Apóia-se em uma sala própria de concertos; em programação inventiva com destaque
para o século 20 e os brasileiros e presença constante de grandes músicos
internacionais; prevê turnês anuais; e a gravação de CDs. É um belo projeto,
porém convencional. A Osesp provavelmente é uma das orquestras que mais gravam
em todo o mundo. Uma gravação com orquestra sinfônica no exterior custa US$ 250
mil. Por isso as grandes gravadoras puxaram o freio de mão, gravam basicamente
ao vivo e já disponibilizam parte destes registros na internet mediante módicas
somas. Já a Osesp tem seu programa de gravações subsidiado pelo Estado – pode se
dar ao luxo de desprezar as planilhas de vendas e prosseguir este ambicioso
programa discográfico, que já conta com 24 CDs. Eles já cobrem as seis
sinfonias, aberturas e suítes de Camargo Guarnieri (3 CDs); CDs dedicados a
Santoro e Mignone; uma integral das Bachianas Brasileiras de Villa-Lobos; uma
quase integral das sinfonias de Beethoven (falta a Eroica). E prevê para 2008 o
lançamento da importante e necessária integral dos Choros de Villa-Lobos. Há
ainda os CDs destinados ao mercado brasileiro pelo selo Biscoito Fino. Este
primeiro CD, com a Sinfonia nº 1 e a Abertura Romeu e Julieta de Tchaikovsky,
prefigura uma integral das sinfonias.

 

Nesta altura do projeto Osesp, onde os concertos são
gravados e transmitidos pela Rádio Cultura FM, só falta aderir ao download. A
acertada decisão de manter um núcleo de gravação no staff da orquestra facilita
este processo de democratização do acesso às gravações de seus concertos via
download. Pesquisadores, profissionais da indústria e os próprios músicos já
concordam que o CD, em futuro muito próximo, só servirá como bônus e cartão de
visita para concertos. A vida musical é que vai se fortalecer.

 

De volta à premiação. A idéia não é desqualificar estas
importantes conquistas de Nelson Freire e da Osesp. Mas é preciso saber algo a
respeito dos bastidores dos Gramophone Awards. O crítico inglês Norman Lebrecht
é o terror do mundinho clássico, pois adora revelar os seus podres. Em seu
último livro, Vida e Morte da Música Clássica , Lebrecht mancha a reputação da
revista Gramophone, pioneira do ramo, criada há 84 anos em Londres.

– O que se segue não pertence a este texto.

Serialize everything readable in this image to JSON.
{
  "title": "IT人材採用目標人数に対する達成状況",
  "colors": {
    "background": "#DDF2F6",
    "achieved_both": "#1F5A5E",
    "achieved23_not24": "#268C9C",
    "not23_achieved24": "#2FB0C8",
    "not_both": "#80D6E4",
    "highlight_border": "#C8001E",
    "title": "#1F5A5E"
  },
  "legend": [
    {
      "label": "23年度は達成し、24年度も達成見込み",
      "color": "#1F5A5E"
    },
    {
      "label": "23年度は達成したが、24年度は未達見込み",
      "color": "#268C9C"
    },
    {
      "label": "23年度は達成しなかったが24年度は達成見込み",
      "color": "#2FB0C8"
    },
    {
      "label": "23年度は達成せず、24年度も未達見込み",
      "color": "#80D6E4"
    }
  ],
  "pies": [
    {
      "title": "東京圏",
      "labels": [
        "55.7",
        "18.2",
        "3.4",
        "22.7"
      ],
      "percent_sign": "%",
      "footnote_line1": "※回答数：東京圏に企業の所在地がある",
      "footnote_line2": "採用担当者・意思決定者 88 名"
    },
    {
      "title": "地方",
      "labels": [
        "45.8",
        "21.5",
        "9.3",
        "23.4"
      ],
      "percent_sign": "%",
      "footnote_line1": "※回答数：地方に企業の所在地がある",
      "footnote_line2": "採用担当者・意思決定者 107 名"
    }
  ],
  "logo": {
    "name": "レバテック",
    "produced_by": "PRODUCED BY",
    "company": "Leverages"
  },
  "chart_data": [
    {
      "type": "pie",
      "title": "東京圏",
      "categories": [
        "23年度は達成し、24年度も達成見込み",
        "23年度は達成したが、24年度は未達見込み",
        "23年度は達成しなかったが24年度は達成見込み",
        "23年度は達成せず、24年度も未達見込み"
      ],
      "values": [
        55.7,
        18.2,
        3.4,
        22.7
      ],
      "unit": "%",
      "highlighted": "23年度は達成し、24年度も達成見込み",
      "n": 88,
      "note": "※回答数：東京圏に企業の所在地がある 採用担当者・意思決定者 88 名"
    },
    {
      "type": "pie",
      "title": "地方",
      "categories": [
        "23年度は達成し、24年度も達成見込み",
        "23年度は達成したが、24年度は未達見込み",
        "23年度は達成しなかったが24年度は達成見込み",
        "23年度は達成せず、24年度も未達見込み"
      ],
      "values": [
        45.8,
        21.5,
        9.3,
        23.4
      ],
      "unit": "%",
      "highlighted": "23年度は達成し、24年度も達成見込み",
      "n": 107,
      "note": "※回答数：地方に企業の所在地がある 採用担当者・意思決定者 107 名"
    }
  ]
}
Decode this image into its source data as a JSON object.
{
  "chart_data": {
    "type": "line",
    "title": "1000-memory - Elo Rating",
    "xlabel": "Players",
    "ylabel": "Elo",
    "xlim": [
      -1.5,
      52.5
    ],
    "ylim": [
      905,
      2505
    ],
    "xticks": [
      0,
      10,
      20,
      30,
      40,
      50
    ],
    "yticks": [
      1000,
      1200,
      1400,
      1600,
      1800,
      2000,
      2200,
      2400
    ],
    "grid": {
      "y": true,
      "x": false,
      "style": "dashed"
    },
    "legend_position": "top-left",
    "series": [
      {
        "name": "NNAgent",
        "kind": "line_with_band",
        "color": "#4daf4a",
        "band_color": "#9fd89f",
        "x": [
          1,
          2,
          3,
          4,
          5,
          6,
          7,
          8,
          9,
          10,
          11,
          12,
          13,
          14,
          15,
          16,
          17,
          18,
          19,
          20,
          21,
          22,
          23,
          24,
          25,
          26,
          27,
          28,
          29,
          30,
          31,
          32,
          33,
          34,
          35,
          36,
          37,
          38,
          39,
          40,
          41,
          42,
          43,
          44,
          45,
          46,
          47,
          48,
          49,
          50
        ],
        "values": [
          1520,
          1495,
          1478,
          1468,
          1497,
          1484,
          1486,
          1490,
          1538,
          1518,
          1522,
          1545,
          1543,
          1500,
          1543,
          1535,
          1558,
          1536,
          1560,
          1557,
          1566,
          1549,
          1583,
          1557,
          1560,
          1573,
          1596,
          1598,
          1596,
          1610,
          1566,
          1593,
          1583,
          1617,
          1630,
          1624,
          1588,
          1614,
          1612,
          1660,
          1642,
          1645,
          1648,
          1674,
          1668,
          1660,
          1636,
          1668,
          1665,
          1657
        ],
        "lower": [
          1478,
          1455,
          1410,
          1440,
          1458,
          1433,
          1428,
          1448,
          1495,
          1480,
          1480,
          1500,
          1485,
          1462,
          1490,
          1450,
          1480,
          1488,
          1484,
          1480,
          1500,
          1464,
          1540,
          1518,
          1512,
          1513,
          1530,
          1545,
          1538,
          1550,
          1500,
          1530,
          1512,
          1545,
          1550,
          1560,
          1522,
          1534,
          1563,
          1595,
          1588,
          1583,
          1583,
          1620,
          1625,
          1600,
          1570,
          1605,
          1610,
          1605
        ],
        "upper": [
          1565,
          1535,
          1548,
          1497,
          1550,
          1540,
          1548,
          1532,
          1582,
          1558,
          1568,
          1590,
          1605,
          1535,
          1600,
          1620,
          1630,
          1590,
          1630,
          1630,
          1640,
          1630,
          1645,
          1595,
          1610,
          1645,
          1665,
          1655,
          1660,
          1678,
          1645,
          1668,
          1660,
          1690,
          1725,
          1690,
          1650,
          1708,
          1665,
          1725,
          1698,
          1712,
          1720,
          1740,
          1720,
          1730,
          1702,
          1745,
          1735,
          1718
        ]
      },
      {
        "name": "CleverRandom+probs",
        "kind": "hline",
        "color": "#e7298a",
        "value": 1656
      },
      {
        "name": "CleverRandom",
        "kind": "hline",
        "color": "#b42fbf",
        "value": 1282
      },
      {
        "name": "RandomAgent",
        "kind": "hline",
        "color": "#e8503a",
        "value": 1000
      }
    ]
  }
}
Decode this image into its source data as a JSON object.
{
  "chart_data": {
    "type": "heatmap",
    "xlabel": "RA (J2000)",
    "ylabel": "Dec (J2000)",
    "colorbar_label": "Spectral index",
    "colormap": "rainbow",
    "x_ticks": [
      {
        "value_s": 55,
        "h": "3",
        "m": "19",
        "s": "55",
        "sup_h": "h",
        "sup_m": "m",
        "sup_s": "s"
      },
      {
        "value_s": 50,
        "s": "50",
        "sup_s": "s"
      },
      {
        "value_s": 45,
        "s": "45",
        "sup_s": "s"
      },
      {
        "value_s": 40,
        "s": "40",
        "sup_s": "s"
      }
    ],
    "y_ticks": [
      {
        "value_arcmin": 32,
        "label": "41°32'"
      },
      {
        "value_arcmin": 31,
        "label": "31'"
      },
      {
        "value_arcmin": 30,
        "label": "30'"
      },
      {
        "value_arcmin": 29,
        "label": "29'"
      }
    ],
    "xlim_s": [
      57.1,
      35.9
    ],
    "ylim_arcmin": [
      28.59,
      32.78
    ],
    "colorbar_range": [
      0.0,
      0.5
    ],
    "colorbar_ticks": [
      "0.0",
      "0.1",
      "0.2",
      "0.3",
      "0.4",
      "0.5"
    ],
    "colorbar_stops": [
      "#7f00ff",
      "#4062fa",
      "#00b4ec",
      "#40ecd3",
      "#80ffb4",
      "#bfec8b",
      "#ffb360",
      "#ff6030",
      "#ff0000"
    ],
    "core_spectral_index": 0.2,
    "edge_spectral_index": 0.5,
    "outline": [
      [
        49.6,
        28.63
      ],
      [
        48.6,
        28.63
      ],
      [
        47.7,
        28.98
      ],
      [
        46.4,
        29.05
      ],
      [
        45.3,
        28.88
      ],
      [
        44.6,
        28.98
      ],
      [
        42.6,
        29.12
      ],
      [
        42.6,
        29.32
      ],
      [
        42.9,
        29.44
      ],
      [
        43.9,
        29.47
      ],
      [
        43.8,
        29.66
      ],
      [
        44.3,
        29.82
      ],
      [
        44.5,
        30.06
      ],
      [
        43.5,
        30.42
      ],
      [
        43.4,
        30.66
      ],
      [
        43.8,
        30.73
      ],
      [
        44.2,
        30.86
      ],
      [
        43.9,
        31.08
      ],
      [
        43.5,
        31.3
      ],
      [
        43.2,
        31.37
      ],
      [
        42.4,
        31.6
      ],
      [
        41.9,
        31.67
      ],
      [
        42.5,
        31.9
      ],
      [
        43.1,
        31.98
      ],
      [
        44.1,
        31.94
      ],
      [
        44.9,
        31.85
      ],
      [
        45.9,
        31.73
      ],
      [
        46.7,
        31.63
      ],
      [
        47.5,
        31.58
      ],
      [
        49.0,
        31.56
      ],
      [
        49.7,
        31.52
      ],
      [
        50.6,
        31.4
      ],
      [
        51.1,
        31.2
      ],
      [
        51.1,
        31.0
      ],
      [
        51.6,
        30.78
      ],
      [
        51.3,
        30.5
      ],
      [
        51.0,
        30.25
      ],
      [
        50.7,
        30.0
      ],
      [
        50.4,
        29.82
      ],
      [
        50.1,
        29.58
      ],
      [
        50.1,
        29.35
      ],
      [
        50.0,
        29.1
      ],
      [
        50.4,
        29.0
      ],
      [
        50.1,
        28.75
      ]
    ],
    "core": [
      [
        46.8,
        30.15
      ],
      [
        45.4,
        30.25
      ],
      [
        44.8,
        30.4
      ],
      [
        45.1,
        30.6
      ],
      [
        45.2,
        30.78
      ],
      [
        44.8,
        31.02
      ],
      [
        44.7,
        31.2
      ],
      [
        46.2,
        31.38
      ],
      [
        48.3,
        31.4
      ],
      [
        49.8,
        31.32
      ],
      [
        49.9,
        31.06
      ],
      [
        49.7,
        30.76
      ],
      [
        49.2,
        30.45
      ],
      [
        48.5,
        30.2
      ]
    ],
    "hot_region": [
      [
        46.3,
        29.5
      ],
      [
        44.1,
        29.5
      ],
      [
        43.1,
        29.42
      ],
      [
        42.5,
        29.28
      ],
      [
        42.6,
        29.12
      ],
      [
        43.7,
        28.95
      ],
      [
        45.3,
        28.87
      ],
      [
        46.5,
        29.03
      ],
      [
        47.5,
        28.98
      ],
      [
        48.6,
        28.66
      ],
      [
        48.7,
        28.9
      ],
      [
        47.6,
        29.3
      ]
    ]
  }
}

Diz que ela
é pau-mandado das gravadoras, com as quais mantém relações no mínimo
promíscuas . Uma olhada rápida nos quinze premiados nas variadas categorias
mostra que Lebrecht pode ter razão, pois deixa evidentes algumas coincidências,
acomodações suspeitas e uma convivência estreita demais entre a redação e o
comercial. A Deutsche Grammophon, por exemplo, que este ano não tinha nada que
valesse a pena, foi distinguida como gravadora do ano . Patriotadas se
amontoam. Selos e músicos ingleses são distribuídos nas categorias. Em geral,
são excelentes, mas percebe-se a intenção de contentar a tudo e a todos. Outros
selos, como a finlandesa Ondine ou a sueca BIS, que anunciam regularmente na
revista, também costumam faturar prêmios.

 

Sem descuidar, é óbvio, da qualidade artística, a
Gramophone sempre parece pretender combinar critérios artísticos com políticos
e/ou comerciais. Até o caso de Nelson Freire se assemelha a aqueles tão
conhecidos na história do Oscar, onde o artista foi prejudicado várias vezes
antes e então ganha um prêmio pelo conjunto da obra. Ele já merecia ter ganho
pelo menos por um de seus CDs dedicados a Chopin. Durante décadas ele foi o
chamado pelos franceses de nosso maior tesouro escondido . Pois desde que
passou a gravar para a Decca com exclusividade, Freire teve muito mais espaço
nas revistas inglesas, Gramophone à frente. Nada disso, porém, tira o brilho
dessas conquistas. Ao contrário. Atesta que se não houver qualidade artística,
de nada adiantam maquinações de bastidores ou coisa que o valha. O talento,
felizmente, acaba falando mais alto.